Fastball translates in any language. So does curveball.
But not much else did for Tateyama, who was added to the Rangers' postseason roster for the American League Championship Series for a team that can wrap up a World Series trip with a victory in Game 6 Saturday night.
Tateyama, 35, has been his rookie year in the major leagues changing that. Tateyama has given himself a crash course in the English language. He's done it without books or tapes.
Instead, he's relied on studying the way his teammates talk and learning from them.
He's gotten good enough that he can conduct interviews in English, something that would have been impossible when he showed up at spring training in Surprise, Ariz., in February.
"I wanted to be able to talk to my teammates," Tateyama said. "That's why I did this. I speak English so I can communicate with everybody in the clubhouse."
Tateyama didn't exactly reach the United States with no grasp of English. His wife Miyako lived in San Francisco for three years and tried to help him some. He spent the last couple of years of his career with the Hokkaido Nippon Ham Fighters driving the English-speaking players to the park, trying to pick up on some of the basics.
His sink-or-swim moment though came with the Rangers. When he was in spring training, he had translator Hajime Watabe to help him with interviews and when coaches had questions for Tateyama.
That came to an end though when Tateyama didn't make the club out of spring training. Instead he headed to the club's Triple A-affiliate Round Rock without any help on the language front.

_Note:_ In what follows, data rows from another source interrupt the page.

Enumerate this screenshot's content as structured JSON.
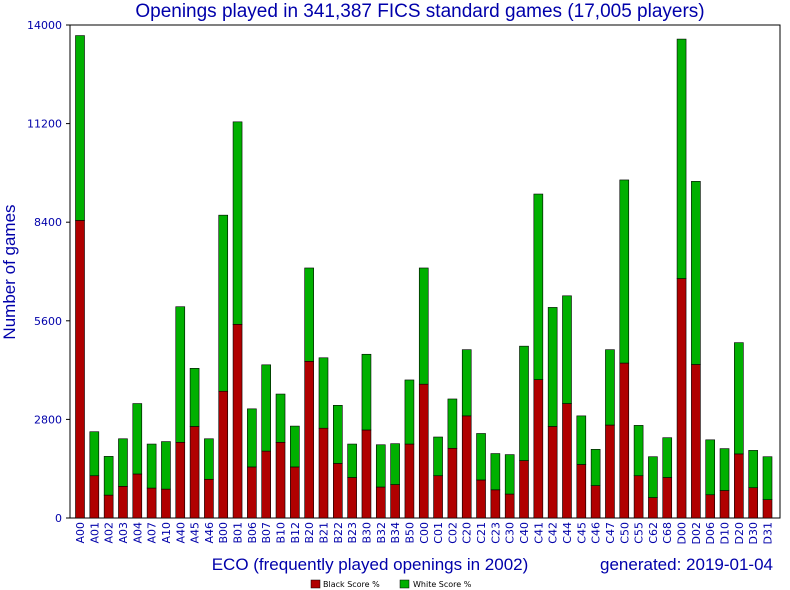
{
  "colors": {
    "black_score": "#b00000",
    "white_score": "#00b000",
    "text": "#0000aa",
    "frame": "#000000"
  },
  "chart_data": {
    "type": "bar",
    "stacked": true,
    "title": "Openings played in 341,387 FICS standard games (17,005 players)",
    "xlabel": "ECO (frequently played openings in 2002)",
    "ylabel": "Number of games",
    "footer": "generated: 2019-01-04",
    "ylim": [
      0,
      14000
    ],
    "yticks": [
      0,
      2800,
      5600,
      8400,
      11200,
      14000
    ],
    "grid": false,
    "legend_position": "bottom-center",
    "categories": [
      "A00",
      "A01",
      "A02",
      "A03",
      "A04",
      "A07",
      "A10",
      "A40",
      "A45",
      "A46",
      "B00",
      "B01",
      "B06",
      "B07",
      "B10",
      "B12",
      "B20",
      "B21",
      "B22",
      "B23",
      "B30",
      "B32",
      "B34",
      "B50",
      "C00",
      "C01",
      "C02",
      "C20",
      "C21",
      "C23",
      "C30",
      "C40",
      "C41",
      "C42",
      "C44",
      "C45",
      "C46",
      "C47",
      "C50",
      "C55",
      "C62",
      "C68",
      "D00",
      "D02",
      "D06",
      "D10",
      "D20",
      "D30",
      "D31"
    ],
    "series": [
      {
        "name": "Black Score %",
        "values": [
          8450,
          1200,
          650,
          900,
          1250,
          850,
          820,
          2150,
          2600,
          1100,
          3600,
          5500,
          1450,
          1900,
          2150,
          1450,
          4450,
          2550,
          1550,
          1150,
          2500,
          880,
          950,
          2100,
          3800,
          1200,
          1980,
          2900,
          1080,
          800,
          680,
          1630,
          3930,
          2600,
          3250,
          1520,
          920,
          2640,
          4400,
          1200,
          580,
          1150,
          6800,
          4360,
          660,
          780,
          1820,
          860,
          520
        ]
      },
      {
        "name": "White Score %",
        "values": [
          5250,
          1250,
          1100,
          1350,
          2000,
          1250,
          1350,
          3850,
          1650,
          1150,
          5000,
          5750,
          1650,
          2450,
          1370,
          1160,
          2650,
          2000,
          1650,
          950,
          2150,
          1200,
          1160,
          1820,
          3300,
          1100,
          1400,
          1880,
          1320,
          1030,
          1120,
          3250,
          5270,
          3380,
          3060,
          1380,
          1030,
          2140,
          5200,
          1430,
          1160,
          1130,
          6800,
          5200,
          1560,
          1190,
          3160,
          1060,
          1220
        ]
      }
    ]
  }
}
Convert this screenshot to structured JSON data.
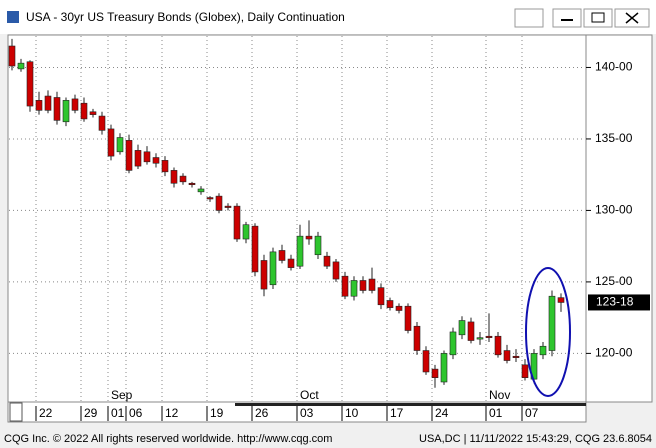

Working as a reliever, Tateyama tried to pick up on how the other relievers talked. He would also try to ask questions. Some of the words came a lot easier than others.
"Slang," Tateyama said. "The other stuff was very hard. I studied every day when I was in Round Rock."
Once he was recalled in May, he had a translator again but still tried to soak up as much as he could from his Texas teammates.
"A lot of it has been him listening to us," said reliever Mark Lowe, who isn't on the ALCS roster because of a left hamstring strain. "He's definitely eager to learn. He'll ask me about certain ways to say a word. When he says something the wrong way, he wants to know how to do it right. From spring training to now, it's very impressive. There's no way I could do what he's done. It just shows how much he cares and how much he wants to learn."
As much as he wants to learn English, Tateyama also wants to be a successful major leaguer. He was through June and July but struggled in September. He became just the second big leaguer to ever give up grand slams to consecutive batters.
After allowing the second one, Tateyama did his interview in Japanese with the help of a translator. But when the translator was preparing to ask the question about what was wrong with Tateyama, he was already answering in perfect English. "The control's no good," he said.
Tateyama wore down in September and didn't earn a spot on the American League Division Series roster. He made his ALCS debut In Tuesday's 5-2 loss in Game 2, retiring two of the three batters he faced.
While Tateyama's ability got him to this point, he thinks learning to speak English has also helped. He gives a lot of credit to his teammates for that.
"It's helped just talking with people," he said. "Mark Lowe. Harry (Matt Harrison). They teach me English. They teach me slang. It's made it easier for me to do my job."